In fact, one of the main motivations for the First Step Act helping inmates gain skills while reducing recidivism through meaningful work Writer and philosopher Voltaire once wrote that “work spares us from three evils: boredom, vice, and need.” That is true both inside and outside of prison. The Act focuses on programs and activities that will help inmates more easily transition back into their communities upon release through work opportunities.
Specifically, the Bureau of Prisons’ wholly-owned corporation, called Federal Prison Industries (FPI), has begun work in earnest since the First Step Act was passed to expand FPI’s markets. The Bureau of Prisons is also working with the Government Accountability Office to ensure that the FPI is properly audited.

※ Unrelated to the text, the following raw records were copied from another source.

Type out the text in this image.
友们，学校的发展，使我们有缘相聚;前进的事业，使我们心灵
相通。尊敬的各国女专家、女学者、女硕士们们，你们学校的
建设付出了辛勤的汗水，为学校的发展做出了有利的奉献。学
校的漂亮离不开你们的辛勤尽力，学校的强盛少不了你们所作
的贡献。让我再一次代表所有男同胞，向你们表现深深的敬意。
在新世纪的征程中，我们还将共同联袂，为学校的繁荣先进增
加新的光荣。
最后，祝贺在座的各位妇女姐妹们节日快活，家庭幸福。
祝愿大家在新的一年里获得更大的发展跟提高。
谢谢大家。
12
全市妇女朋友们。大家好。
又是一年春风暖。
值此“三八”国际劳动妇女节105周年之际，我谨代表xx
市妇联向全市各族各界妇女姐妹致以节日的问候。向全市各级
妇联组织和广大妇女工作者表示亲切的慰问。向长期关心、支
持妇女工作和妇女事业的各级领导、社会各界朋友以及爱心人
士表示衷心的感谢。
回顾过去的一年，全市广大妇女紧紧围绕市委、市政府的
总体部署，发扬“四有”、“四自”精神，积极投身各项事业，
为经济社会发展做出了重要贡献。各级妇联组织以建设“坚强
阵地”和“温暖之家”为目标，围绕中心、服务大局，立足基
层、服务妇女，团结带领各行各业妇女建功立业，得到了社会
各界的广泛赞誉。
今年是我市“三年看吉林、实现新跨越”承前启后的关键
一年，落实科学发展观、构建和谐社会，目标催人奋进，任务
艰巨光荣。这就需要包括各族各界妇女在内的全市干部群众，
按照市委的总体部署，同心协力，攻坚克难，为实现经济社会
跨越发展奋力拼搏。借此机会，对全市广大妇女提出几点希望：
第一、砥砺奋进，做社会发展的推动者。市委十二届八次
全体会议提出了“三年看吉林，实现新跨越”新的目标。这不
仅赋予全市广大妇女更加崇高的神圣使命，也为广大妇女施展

In this blog, we will spend a little time talking about the FPI, what it is, and how it can help further the positive changes resulting from the First Step Act.
What Is the FPI?
The Federal Prison Industries program, which is now being operated under the trade name UNICOR, is a program designed to allow federal inmates to work, and get paid for that work, while still in prison. Initially established back in 1934 through an Executive Order of President Franklin D. Roosevelt, FPI is a corporation that is owned by the U.S. government. The corporation, with the skilled labor of inmates, provides all types of products and services, including:
- Apparel and accessories;
- Awards and plaques;
- Food service;
- Signs and print products;
- Computer aided design;
- Data services;
- Call center solutions; and
- Printing services.
Over 80 years after it was first created, it continues on – at no cost to taxpayers – to benefit communities across the country, while allowing a productive way to reduce recidivism.
FPI’s stated mission is to “protect society and reduce crime by preparing inmates with job training and practical work skills for reentry success.”

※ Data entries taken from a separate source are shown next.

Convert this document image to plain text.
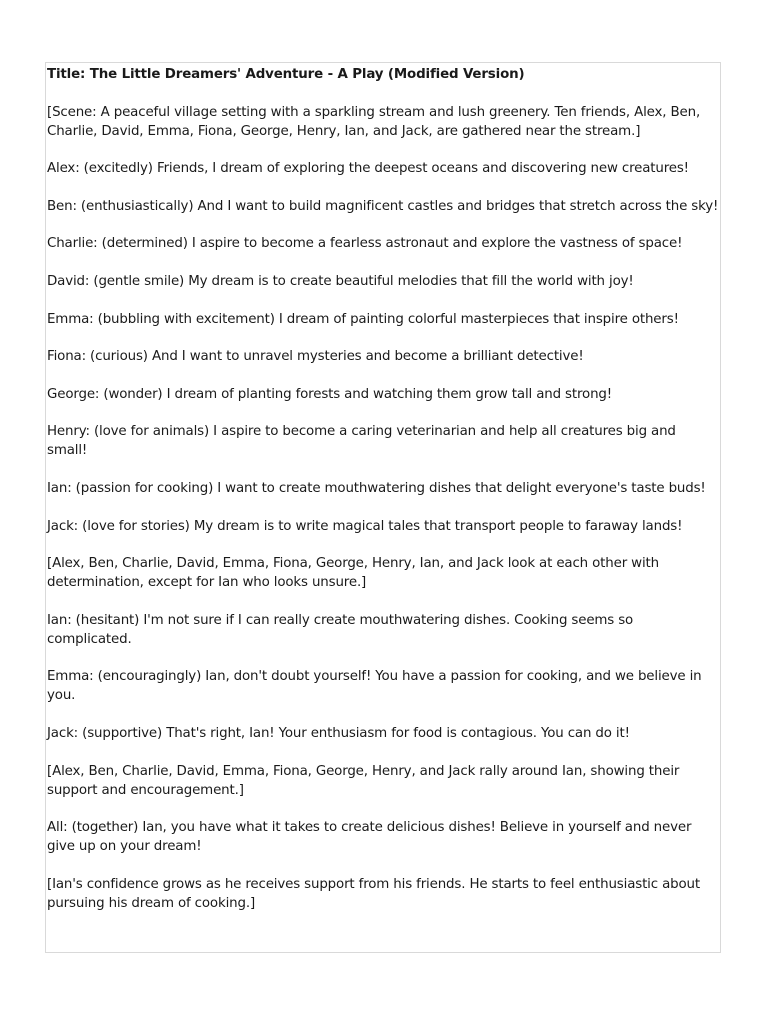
Title: The Little Dreamers' Adventure - A Play (Modified Version)

[Scene: A peaceful village setting with a sparkling stream and lush greenery. Ten friends, Alex, Ben, Charlie, David, Emma, Fiona, George, Henry, Ian, and Jack, are gathered near the stream.]

Alex: (excitedly) Friends, I dream of exploring the deepest oceans and discovering new creatures!

Ben: (enthusiastically) And I want to build magnificent castles and bridges that stretch across the sky!

Charlie: (determined) I aspire to become a fearless astronaut and explore the vastness of space!

David: (gentle smile) My dream is to create beautiful melodies that fill the world with joy!

Emma: (bubbling with excitement) I dream of painting colorful masterpieces that inspire others!

Fiona: (curious) And I want to unravel mysteries and become a brilliant detective!

George: (wonder) I dream of planting forests and watching them grow tall and strong!

Henry: (love for animals) I aspire to become a caring veterinarian and help all creatures big and small!

Ian: (passion for cooking) I want to create mouthwatering dishes that delight everyone's taste buds!

Jack: (love for stories) My dream is to write magical tales that transport people to faraway lands!

[Alex, Ben, Charlie, David, Emma, Fiona, George, Henry, Ian, and Jack look at each other with determination, except for Ian who looks unsure.]

Ian: (hesitant) I'm not sure if I can really create mouthwatering dishes. Cooking seems so complicated.

Emma: (encouragingly) Ian, don't doubt yourself! You have a passion for cooking, and we believe in you.

Jack: (supportive) That's right, Ian! Your enthusiasm for food is contagious. You can do it!

[Alex, Ben, Charlie, David, Emma, Fiona, George, Henry, and Jack rally around Ian, showing their support and encouragement.]

All: (together) Ian, you have what it takes to create delicious dishes! Believe in yourself and never give up on your dream!

[Ian's confidence grows as he receives support from his friends. He starts to feel enthusiastic about pursuing his dream of cooking.]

What Are the Goals of FPI?
The creation of FPI is founded on three main goals:
- Maintain and develop work and job training opportunities that are meaningful so that inmates will be prepared to reenter their communities and remain law-abiding.
- Ensure that the corporation continues to be financially self-sustaining.
- Allow FPI staff to gain increased responsibility by providing quality training and development opportunities.
Is FPI’s Focus Solely on Making Money?
No. First and foremost, FPI is a correctional program. The motivation for the program is not about business, but about preparing inmates for their release back into the community. If offenders are able to acquire new skills in prison, those skills are transferable to the working world on the outside.
There are, however, a number of benefits that flow from FPI.
- Statistics show that inmates who worked in FPI or completed a vocational apprenticeship were 24% less likely to re-offend, and 14% more likely to be gainfully employed after prison, compared to those inmates who did not participate in such programs.
- It has also been shown that the money that inmates make working at FPI does not get squandered on luxury/discretionary items. Rather, in 2015, inmates who worked in FPI factories contributed almost $1 million of their earnings towards meeting financial obligations including court fines, child support, and restitution. Some inmates were able to contribute to their families by sending some money earned back home.
- FPI also helps surrounding businesses. Specifically, FPI purchases raw materials, supplies, equipment, and other services from private businesses – primarily small businesses owned by women and minorities. Therefore, FPI is a boon to other businesses that have transactions with FPI.
Where Does the Money Earned by FPI Go?
The sales revenue generated by FPI goes back into the business cycle. In fact, approximately 77% of FPI’s revenue is spent on the raw materials, supplies, and equipment mentioned above. 20% of the revenue is spent on salaries and benefits for those who train and supervise the inmate workers. Finally, 3% of the revenue is paid directly to inmates.
What Impact Has the First Step Act Had on FPI?
The First Step Act has expanded the reach of FPI. First, the First Step Act has authorized the FPI to sell its products in four new markets. Those markets, which represent a whole new batch of customers, are:
- Penal and correctional institutions;
- Public disaster relief and emergency response entities;
- The District of Columbia government; and
- Tax-exempt non-profit organizations.
Second, the expansion into new markets means an increase in the number of jobs available through FPI.
We have known since the time of Voltaire that work decreases boredom, vice, and need. And, that notion still holds true today. Recent statistics demonstrate that those inmates who engage in productive work while in prison ultimately have a better chance of leading productive, vice-free, lives after they are released.
There is no rule saying that inmates should be forced to perform meaningless labor, and nowhere in the federal law does it state that inmates should be restricted from meaningful, productive work opportunities while serving their time. FPI is noted for having rehabilitative potential, plus inmates can acquire marketable skills that range from a basic work ethic, to specific trade expertise. The likely improvement in self-esteem that comes from work certainly pays dividends down the road.